Ces deux-là, je ne les ai pas diffusées, et vous comprenez maintenant pourquoi. Elles se tiennent. Elles font vingt minutes, elles n'ont pas de couture au milieu, et on ne les coupe pas. Allez les écouter en entier, à la suite, sans rien faire d'autre.
Chute
On a traversé douze chansons. Douze, comme les douze maisons du zodiaque. Douze maisons, donc. Toutes différentes, et toutes semblables. Et pour se repérer, sept étoiles à l'aube, sur une colline anglaise.
On est partis d'un homme amoureux d'une peinture, on est arrivés dans une ville bombardée. Personne n'aurait pu prévoir ça au départ — surtout pas Voulzy, qui est entré en studio les mains vides en voulant faire de l'électro.
Il ne savait pas où il allait. On ne savait pas où on allait. Et on est arrivés quand même.
Deux dernières choses, et elles sont dans le livret.
J'ai regardé toutes les pages, jusqu'aux remerciements.
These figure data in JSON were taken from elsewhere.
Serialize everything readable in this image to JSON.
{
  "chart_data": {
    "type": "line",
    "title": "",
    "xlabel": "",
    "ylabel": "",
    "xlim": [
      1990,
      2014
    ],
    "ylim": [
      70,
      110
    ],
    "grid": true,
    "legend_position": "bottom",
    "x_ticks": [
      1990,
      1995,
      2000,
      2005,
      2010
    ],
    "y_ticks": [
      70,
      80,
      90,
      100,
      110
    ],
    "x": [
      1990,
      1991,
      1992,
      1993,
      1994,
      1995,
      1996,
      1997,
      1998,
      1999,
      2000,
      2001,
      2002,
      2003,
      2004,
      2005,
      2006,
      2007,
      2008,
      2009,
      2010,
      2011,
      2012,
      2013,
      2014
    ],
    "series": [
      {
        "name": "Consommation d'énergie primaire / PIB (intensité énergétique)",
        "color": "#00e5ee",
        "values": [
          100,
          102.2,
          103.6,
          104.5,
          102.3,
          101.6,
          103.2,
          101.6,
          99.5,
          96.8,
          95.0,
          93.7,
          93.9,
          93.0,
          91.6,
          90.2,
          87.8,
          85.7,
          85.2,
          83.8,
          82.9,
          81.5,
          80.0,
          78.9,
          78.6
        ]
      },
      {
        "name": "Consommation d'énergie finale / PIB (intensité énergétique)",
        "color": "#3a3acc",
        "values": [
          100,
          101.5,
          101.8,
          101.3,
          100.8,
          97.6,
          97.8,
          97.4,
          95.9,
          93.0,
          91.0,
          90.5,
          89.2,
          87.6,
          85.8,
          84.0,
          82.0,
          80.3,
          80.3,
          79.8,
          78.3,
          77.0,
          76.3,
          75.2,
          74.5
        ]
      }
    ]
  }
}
Et à la fin des remerciements, il y a une ligne où Voulzy cite quelques prénoms, et il termine par : « et aussi Charles d'Orléans ».
Il remercie un homme mort en 1465. Comme un collaborateur. Comme quelqu'un qui aurait été là.
Mais il y a une chose qui n'est pas dans ce livret, et c'est la plus célèbre du disque. Roger Daltrey n'y figure nulle part. Ni dans les crédits de Ma seule amour, où les quinze choristes sont pourtant nommés un par un. Ni dans les remerciements. Rien.
C'est logique, quand on y pense. Sa voix est arrivée dans les dernières vingt-quatre heures, en même temps que les corbeaux de Glastonbury. Le livret était déjà à l'imprimerie. Alors sur ce disque, le poète du quinzième siècle est remercié, et le chanteur des Who n'existe pas.
Et pour finir, regardez la photo de la pochette. Un homme de dos, face à la mer, au soleil couchant. À contre-jour, donc en silhouette : on ne voit pas son visage. On ne sait pas qui c'est, et on ne sait pas de quelle rive il regarde.
Cette photo est signée dans le livret. Mirella Voulzy. Sa femme. Celle à cause de qui il vit en Angleterre, et à cause de qui il se dit prisonnier volontaire.
Elle a photographié son mari en train de regarder ailleurs. Et il a mis cette photo sur la boîte.
Lys & Love, de Laurent Voulzy, 2011.
Chronique écrite pour Y'a du soleil et puis deux gars, RQC 95 FM. Les descriptions du livret sont faites d'après mon exemplaire de l'album Lys & Love (Laurent Voulzy, 2011), enluminures de Charlène Lafargue.